A less centralised approach would have properly understood that sharing local testing data in real time with local authorities would have given a critical head start in getting on top of localised outbreaks. It should not have taken weeks for local test data to be provided to Leicester’s public health team, just in the same way it shouldn’t have taken demands from mayors to secure publication of regionalised ‘R’ rates.
This lack of localism in the government’s approach is deeply worrying given the strategy to lift national restrictions and adopt local measures where and when needed. It is likely that this reluctance to embed localism in the Covid response comes from Whitehall’s instinctive desire to centralise but it also appears to be a deliberate policy decision. As the Leicester experience shows, that is a serious mistake.
It is not possible to micromanage outbreaks from SW1. These past few days in Leicester have exposed disconnect, inflexibility and lack of foresight in the government’s approach to managing local Covid outbreaks. That needs remedying urgently ahead of possible local lockdowns in other places. Local measures to tackle this terrible virus need to be taken in partnership with local areas and not be something done to local areas.

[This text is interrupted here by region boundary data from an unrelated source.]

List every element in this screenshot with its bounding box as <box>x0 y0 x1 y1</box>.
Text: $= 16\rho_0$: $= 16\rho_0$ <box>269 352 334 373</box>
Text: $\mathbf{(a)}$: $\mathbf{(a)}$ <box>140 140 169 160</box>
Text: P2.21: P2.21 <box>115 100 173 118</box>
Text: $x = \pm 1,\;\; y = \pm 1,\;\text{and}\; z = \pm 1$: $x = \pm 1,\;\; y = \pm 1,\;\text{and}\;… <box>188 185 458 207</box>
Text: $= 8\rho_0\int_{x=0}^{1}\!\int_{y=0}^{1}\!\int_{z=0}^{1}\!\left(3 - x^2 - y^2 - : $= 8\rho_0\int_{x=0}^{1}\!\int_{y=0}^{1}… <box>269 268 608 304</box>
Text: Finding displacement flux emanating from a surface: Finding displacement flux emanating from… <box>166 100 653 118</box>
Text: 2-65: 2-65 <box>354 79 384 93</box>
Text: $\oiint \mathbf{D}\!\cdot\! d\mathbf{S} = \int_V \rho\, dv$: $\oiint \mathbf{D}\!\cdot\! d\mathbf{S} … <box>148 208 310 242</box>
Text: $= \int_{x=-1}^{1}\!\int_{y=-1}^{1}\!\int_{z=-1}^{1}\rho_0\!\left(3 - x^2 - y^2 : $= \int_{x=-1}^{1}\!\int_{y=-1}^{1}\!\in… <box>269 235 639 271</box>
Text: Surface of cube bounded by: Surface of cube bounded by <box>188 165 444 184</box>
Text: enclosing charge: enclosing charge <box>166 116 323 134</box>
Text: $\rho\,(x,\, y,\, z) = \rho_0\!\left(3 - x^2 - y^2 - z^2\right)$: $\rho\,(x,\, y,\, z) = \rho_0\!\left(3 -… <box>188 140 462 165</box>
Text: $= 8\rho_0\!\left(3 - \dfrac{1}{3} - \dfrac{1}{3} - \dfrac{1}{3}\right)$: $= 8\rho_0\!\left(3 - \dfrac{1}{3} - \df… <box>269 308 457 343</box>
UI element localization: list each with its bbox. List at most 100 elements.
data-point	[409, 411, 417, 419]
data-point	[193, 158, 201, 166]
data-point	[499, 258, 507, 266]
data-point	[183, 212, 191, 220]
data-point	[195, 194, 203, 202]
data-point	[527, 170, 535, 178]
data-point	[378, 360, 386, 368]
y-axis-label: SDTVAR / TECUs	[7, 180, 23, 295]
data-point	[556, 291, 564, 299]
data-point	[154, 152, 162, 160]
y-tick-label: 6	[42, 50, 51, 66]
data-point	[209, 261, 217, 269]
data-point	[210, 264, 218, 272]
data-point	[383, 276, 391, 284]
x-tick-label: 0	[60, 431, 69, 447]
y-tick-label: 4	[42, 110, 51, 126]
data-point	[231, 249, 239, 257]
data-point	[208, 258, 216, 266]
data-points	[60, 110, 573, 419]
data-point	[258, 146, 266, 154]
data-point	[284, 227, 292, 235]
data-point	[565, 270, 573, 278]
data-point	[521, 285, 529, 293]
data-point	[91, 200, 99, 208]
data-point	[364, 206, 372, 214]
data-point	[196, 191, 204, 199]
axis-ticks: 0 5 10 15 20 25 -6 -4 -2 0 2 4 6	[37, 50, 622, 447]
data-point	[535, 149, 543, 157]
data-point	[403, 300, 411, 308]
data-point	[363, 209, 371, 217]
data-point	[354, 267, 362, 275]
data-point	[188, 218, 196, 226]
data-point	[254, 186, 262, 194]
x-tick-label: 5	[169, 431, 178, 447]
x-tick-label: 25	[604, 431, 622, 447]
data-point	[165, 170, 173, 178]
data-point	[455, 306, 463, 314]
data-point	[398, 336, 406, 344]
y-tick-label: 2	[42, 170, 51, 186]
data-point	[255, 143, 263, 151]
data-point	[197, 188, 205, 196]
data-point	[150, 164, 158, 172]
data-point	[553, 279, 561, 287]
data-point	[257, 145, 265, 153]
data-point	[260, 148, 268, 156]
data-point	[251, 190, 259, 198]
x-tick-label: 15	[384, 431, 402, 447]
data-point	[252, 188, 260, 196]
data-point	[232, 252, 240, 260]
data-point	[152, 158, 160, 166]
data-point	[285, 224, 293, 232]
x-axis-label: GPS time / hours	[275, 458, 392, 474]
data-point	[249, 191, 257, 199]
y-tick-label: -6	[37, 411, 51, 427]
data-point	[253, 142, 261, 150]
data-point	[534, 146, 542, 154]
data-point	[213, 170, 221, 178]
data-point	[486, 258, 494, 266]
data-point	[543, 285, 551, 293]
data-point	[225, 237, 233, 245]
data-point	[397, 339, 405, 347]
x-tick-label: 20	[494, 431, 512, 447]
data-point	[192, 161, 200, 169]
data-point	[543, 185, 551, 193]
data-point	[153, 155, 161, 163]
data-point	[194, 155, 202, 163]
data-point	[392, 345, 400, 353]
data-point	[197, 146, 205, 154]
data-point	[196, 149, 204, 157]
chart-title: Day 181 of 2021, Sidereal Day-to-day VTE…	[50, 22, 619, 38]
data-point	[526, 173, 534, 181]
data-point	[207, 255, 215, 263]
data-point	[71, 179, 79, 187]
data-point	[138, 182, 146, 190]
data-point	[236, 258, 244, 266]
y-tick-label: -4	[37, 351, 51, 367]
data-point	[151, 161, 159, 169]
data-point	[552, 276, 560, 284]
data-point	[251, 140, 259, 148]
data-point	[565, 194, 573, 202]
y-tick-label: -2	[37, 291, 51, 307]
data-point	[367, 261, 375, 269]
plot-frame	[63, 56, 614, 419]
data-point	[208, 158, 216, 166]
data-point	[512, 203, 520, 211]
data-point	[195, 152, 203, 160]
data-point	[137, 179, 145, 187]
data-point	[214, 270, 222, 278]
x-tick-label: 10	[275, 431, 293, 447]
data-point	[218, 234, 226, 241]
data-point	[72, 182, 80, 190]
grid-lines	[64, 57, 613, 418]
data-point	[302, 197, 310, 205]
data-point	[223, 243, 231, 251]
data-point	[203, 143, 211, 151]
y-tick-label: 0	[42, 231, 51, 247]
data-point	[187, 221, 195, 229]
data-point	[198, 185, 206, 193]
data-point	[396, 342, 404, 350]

Of course there needs to be a strong national response to a global pandemic, but that shouldn’t mean failing to empower local leaders and systems to tackle local outbreaks. Local systems will be able to show much more agility in response to local outbreaks than the national system, but only if they are empowered and meaningfully supported to do so.
There needs to be a transparent policy framework for local lockdowns, real-time sharing of local testing data and meaningful engagement and partnership with local government leaders. These are three key elements that should shape a coherent, robust and agile response to local outbreaks, built on a genuine sense of trust in local leaders and systems. Local authorities also need proper funding to address local outbreaks, to lead the Covid recovery and to fund the emergency measures taken to date, which now amount to a £10bn black hole in local government finances.
The Leicester lockdown again shows the UK’s over-centralisation to be a weakness. It demonstrates why there needs to be a complete change of mindset in Whitehall with a recognition that local leaders need to be empowered with new powers and resources. That longer term rebalancing from Whitehall to local leaders is something Labour must champion and develop in detail. More urgently, there needs to be an immediate resetting of the relationship between Whitehall and local systems in relation to the Covid-19 response. Sadly, Leicester won’t be the last place to see a need for more stringent, localised Covid-19 measures. The learning points for government are obvious and important: embrace a more localist approach quickly to strengthen the national response.